The woman in this photo is called Moran Samuel. She was doing laundry in her apartment one morning five years ago when she felt an excruciating pain in her spine. She managed to make it to her bed, and telephone for an ambulance.
Two hours later in the hospital, Moran was explaining to her mother that although she couldn’t feel people touching her legs, she knew she could move them. Her mother lifted up the blanket and gently told Moran that no, her legs weren’t moving at all.
Moran was 24 years old, a keen basketball player and student, working towards becoming a therapist for disabled children. And without warning, a stroke in her spinal cord meant she was paralysed from the chest down.

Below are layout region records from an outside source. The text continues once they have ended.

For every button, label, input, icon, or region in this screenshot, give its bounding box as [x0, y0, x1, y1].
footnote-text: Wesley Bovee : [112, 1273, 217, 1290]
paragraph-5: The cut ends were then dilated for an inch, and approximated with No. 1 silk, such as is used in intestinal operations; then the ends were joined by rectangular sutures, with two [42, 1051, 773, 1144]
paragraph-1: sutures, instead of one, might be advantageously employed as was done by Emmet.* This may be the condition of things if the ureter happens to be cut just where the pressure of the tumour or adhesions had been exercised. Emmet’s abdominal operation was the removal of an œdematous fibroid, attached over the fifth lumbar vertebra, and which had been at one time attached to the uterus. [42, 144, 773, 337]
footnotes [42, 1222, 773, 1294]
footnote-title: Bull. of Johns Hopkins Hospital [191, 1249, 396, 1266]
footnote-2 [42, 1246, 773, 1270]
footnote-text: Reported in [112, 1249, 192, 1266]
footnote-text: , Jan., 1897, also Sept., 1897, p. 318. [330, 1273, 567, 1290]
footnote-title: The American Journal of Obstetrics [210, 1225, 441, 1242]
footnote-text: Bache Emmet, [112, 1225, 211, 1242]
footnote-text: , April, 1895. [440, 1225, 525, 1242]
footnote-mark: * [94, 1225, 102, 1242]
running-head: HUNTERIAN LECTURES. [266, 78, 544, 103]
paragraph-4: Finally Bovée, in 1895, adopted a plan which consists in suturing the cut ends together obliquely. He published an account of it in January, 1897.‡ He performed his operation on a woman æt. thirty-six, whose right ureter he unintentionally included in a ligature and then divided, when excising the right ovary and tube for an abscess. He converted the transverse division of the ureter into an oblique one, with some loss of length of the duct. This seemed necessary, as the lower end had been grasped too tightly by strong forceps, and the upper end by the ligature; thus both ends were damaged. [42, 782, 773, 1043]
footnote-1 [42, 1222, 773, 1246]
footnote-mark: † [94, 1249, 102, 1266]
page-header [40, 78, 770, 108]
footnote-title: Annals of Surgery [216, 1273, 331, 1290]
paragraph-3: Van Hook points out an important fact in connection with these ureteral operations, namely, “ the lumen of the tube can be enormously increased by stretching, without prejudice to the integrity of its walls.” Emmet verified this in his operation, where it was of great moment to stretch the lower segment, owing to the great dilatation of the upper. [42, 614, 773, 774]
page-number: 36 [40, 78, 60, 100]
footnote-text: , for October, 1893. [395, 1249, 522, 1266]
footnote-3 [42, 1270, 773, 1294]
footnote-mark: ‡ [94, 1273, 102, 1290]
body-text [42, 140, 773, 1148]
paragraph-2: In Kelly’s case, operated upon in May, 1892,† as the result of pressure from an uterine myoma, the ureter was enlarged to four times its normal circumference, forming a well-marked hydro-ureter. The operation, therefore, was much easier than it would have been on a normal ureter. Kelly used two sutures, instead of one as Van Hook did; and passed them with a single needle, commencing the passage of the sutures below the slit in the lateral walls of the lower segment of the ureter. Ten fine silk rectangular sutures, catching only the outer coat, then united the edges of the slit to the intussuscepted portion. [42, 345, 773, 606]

I wanted to quickly share this picture with you because I think Moran is one of the most inspiring women I’ve ever had the privilege of meeting. She told us her story this morning at the Daniel Rowing Centre in Tel Aviv, which I visited as part of a tour being hosted by the Israeli charity Kinetis.
Heading into rehab for three months’ treatment, Moran saw plenty of people who gave in to the temptation to stay in bed. She wasn’t one of them. From the moment she arrived in rehab, she refused all help. She learned painstakingly to dress herself, shower herself, use a wheelchair and then crutches to get around.
Just three days after finishing her stint in rehab, Moran returned to her studies and went on to qualify as a physical therapist working with children with disabilities. She also returned to playing basketball – with the men’s Paralympic team, since there wasn’t an established women’s team in Israel. She represents Israel as a basketball player and is also hoping to represent her country in rowing – a pastime she took up six months ago.
I asked Moran what it is that made her able to take such a terrifying situation and rise above it – to continue to achieve everything she’d wanted to – and more. And here’s what she said:
“What I’ve learned is that perfection is possible. Because perfection is about taking the things that don’t work and the flaws – whether it’s a wheelchair or something else – and realising that’s what makes you beautiful. What you bring to the world isn’t what you look like or what you have – it’s what you give.”
And if that isn’t the most inspiring thing you’ll read today, I don’t know what is.